Isabel González Turmo, Fátima El Ouardani y Abdeslam El Aallali
Ediciones TREA, 2010
ISBN: 978-84-9704-501-8
160 páginas
20 €
Ilya U. Topper
Encontrarle defectos a un libro de una editorial que uno intuye más cerca del voluntarismo que de las multinacionales, y elaborado por un equipo de autores no sospechosos de haber compartido taller literario con J.K. Rowling, Ken Follet y Stieg Larsson, tiene el riesgo de derrapar hacia el esañamiento. Por otra parte, el mejor homenaje que se puede hacer a un libro es tratarlo como a un adulto. Con sus fallos y sus aciertos. Acompáñenme.
El acierto está en que éste es un libro hecho por y desde Marruecos. Dos de sus tres autores ―Fatima El Ouardani y Abdeslam El Aallali, botánica y geógrafo, respectivamente, ambos doctorados en Granada― son marroquíes.

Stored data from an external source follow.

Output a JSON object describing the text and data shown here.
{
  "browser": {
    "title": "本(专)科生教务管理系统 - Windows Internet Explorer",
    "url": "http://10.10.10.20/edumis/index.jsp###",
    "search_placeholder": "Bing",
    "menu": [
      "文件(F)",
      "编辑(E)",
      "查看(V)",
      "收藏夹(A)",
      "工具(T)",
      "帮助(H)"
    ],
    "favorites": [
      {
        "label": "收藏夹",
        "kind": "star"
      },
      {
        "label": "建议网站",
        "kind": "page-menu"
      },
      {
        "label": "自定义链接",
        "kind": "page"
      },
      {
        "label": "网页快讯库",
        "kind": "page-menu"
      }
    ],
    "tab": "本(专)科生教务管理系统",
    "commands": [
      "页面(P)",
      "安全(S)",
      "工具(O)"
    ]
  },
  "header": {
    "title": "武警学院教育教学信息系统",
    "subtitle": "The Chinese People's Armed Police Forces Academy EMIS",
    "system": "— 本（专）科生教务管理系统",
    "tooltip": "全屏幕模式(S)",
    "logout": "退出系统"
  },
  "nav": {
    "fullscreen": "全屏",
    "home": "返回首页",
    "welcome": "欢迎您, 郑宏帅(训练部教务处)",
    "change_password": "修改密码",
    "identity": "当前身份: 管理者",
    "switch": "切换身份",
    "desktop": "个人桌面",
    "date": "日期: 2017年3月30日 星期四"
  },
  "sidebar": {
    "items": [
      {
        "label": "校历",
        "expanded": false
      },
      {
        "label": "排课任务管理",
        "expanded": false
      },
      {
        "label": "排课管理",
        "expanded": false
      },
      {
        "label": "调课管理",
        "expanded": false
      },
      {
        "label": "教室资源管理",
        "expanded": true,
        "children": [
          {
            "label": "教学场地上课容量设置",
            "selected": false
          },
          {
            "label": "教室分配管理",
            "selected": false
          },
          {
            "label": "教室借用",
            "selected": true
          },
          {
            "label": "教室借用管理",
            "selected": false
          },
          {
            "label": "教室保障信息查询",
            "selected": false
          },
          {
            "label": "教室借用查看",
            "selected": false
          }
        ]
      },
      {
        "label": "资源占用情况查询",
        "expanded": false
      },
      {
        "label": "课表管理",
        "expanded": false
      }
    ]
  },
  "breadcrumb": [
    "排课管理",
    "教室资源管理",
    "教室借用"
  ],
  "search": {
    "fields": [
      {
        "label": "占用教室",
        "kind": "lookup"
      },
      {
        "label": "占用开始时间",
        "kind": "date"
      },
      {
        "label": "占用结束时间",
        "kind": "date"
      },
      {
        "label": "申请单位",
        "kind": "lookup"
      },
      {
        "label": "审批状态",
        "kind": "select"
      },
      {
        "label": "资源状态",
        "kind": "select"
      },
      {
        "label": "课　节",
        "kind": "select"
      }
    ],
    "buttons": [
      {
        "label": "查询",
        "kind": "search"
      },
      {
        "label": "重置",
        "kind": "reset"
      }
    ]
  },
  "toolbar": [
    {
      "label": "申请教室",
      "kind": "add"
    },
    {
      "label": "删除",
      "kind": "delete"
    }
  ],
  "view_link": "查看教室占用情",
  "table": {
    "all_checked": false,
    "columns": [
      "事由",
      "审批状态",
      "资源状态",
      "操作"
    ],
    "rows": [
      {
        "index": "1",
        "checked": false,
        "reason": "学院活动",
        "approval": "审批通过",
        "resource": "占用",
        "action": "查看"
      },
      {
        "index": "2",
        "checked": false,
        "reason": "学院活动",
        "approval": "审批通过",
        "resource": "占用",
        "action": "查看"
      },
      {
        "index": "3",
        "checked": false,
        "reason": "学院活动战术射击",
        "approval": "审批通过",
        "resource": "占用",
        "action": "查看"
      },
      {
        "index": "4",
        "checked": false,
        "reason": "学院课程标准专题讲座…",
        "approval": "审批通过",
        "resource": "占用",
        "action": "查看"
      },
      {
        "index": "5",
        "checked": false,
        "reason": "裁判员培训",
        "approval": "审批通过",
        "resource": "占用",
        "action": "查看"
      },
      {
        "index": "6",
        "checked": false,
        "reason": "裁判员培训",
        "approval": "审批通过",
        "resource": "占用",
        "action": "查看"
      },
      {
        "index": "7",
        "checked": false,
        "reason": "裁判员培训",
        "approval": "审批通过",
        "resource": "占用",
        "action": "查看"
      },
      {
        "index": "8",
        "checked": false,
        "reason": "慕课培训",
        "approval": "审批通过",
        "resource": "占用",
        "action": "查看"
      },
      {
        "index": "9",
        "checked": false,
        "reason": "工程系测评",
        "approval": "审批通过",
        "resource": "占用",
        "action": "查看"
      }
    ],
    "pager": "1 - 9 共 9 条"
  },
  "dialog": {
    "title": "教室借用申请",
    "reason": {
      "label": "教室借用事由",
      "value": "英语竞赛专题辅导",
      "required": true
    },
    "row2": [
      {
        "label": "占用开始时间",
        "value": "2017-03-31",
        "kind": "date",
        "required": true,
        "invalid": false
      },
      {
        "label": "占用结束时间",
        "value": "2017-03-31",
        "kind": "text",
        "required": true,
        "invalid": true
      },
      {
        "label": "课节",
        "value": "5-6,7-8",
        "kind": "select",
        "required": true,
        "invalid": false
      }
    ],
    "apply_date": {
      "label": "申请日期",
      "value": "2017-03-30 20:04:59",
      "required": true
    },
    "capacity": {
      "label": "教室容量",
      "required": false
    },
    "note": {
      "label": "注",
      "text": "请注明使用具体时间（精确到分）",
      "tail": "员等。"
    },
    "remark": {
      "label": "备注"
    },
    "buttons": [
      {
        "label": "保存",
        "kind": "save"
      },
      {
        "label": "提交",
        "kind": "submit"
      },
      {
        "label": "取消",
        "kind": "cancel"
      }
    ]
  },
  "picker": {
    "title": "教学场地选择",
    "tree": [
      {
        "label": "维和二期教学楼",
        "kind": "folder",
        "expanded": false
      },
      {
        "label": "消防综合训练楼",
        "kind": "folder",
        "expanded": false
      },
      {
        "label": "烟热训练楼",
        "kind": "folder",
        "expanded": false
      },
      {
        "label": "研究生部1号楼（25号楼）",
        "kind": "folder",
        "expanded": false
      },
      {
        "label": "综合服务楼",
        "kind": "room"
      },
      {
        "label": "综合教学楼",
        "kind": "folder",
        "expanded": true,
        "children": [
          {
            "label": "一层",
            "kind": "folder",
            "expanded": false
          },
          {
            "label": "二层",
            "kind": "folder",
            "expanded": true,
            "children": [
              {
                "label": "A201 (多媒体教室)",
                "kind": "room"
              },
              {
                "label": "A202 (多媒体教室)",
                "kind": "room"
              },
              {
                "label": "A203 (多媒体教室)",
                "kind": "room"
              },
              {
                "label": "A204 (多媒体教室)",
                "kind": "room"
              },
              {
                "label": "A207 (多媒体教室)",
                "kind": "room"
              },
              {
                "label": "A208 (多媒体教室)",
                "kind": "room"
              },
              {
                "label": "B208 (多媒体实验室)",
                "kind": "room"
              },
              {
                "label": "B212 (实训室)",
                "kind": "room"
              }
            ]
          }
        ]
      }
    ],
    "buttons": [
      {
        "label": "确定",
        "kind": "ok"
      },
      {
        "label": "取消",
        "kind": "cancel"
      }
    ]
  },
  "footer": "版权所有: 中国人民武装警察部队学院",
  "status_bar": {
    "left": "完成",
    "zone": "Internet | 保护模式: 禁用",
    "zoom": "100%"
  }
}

La tercera, Isabel González Turmo, es una antropóloga sevillana. El rigor científico, evidentemente, se les supone. No podía ser de otra manera en un libro basado en una investigación que implica a ocho universidades, el CSIC y tres o cuatro institutos, de Francia a Marruecos, amén del Ministerio de Tecnología.
Es más: quizás haya un exceso de rigor científico. Esa impresión se lleva uno en la Introducción, que a lo largo de 20 páginas quiere reflejar la situación actual de los mercados de Marruecos, desde los zocos populares a las grandes superficies. No creo que pase nada si usted, lector, se salta algunas partes. Podrá prescindir de una enumeración exhaustiva de las mercancías que se venden en un supermercado (excepto si es de los que piensan que Marruecos es un país tan exótico que un supermercado vende cosas distintas al de su barrio).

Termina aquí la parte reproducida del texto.